Today we begin a series of postings on why the members of the Scranton Diocese Association will never accept the denial of our rights to organize a union, and to have that union recognized to bargain on behalf of our lay teachers. This right is sanctioned by the social justice teachings of the Roman Catholic Church (several earlier postings to this blog note those teachings). The denial of such a right affects the basic human dignity of all employees and makes a mockery of the notion of justice. Moreover, it undermines the credibility of the Church in Scranton as the institution which promotes Catholic social teaching.

In this series of postings we will explain how, should we be denied justice and dignity, such a denial would have an adverse affect on our teachers' careers and on their lives, those of their families, and on the lives of the students and parents we serve in our Catholic schools. In other words, the reason why SDACT will fight to the bitter end any attempt to strip away our God-given rights.

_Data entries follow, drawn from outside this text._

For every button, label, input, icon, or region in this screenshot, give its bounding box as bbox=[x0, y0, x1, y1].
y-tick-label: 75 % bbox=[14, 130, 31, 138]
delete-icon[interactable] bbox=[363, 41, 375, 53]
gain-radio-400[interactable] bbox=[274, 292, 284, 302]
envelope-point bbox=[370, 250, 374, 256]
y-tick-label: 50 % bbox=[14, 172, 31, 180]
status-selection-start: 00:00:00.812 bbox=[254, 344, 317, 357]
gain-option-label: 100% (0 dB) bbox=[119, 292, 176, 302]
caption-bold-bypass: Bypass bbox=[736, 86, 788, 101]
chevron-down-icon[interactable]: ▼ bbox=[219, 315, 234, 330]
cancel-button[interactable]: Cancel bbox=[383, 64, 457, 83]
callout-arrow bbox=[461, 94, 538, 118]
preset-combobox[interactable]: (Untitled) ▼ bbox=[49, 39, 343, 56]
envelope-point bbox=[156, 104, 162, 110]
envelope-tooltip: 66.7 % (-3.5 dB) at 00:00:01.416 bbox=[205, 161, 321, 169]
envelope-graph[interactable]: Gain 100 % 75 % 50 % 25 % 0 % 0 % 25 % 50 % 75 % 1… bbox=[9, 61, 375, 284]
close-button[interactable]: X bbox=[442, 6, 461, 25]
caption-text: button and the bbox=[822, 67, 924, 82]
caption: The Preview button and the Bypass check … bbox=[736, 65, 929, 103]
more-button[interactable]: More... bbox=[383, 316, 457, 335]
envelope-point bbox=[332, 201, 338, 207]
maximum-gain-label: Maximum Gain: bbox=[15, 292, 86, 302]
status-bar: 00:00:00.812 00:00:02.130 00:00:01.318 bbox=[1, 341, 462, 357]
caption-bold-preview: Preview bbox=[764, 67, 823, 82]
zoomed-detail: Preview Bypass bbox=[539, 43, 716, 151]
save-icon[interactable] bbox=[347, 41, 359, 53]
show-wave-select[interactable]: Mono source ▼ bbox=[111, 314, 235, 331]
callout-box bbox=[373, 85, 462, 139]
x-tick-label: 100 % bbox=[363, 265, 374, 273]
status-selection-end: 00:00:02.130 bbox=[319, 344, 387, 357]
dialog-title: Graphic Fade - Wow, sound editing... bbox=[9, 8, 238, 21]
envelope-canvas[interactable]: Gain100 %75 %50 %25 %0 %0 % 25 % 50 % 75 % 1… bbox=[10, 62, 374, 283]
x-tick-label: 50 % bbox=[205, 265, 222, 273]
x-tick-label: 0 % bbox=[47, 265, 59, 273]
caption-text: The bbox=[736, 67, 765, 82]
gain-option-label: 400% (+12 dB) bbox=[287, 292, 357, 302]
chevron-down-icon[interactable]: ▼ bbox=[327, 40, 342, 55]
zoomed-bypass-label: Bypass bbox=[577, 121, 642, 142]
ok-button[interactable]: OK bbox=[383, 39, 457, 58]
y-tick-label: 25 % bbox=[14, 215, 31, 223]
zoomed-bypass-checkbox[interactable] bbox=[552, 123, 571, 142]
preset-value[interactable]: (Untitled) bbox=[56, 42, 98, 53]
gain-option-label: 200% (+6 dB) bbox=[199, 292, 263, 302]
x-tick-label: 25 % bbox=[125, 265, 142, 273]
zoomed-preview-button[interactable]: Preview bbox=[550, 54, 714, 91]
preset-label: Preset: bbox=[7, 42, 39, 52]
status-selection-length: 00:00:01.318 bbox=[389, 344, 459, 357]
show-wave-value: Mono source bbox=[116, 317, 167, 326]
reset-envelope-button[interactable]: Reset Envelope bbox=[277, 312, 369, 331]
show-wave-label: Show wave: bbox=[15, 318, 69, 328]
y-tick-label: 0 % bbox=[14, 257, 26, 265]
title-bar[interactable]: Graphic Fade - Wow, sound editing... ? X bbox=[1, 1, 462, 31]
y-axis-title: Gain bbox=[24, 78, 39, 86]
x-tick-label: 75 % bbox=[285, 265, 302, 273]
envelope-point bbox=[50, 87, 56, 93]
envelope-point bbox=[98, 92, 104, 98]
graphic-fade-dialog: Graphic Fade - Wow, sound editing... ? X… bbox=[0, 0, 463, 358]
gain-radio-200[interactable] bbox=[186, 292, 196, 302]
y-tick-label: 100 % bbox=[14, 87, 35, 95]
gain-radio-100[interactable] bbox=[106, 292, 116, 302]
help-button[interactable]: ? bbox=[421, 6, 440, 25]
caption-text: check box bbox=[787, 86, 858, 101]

WHY WE FIGHT: REASON # 1: TO PREVENT A RETURN TO THE STATUS OF AT-WILL EMPLOYEES

Without a union contract, all teachers would become at-will employees. Prior to the first unions forming in 1978, that was the status of our teachers.

What does this legal jargon mean if you are presently a teacher in a Scranton Diocesan school?

"At will" means that your employer can terminate your job on a moment's notice for any reason - good, bad, indifferent -- or no reason at all. Unless the termination violates federal or state law, company policies, or an implied contract, there is very little that an at will employee can do to protest such action.

"For cause" employment means the opposite: the employer cannot discharge the employee without a legitimate reason -hence the term "for cause." Examples of situations where your boss cannot fire you without a good reason:

(1) you are a member of a labor union and protected by a collective bargaining agreement
(2) you are a government employee under the protection of civil service laws
(3) your state’s law prohibits at will terminations (Pennsylvania's does not)
(4) your termination would violate protective state or federal law (such as whistleblower's protection, civil rights, age, or disability protections).

For thirty years prior to the current crisis, teachers enjoyed the fruits of union contracts. During that time the security our teachers enjoyed was predicated on the "for cause" relationship dictated by our contracts. We refuse to make those days no more than a pleasant memory in the ugly reality of an at-will present moment. Our status as professional educators demands that we insist upon a contract that protects our rights, and a union to achieve that end.

This is one of the reasons why we fight.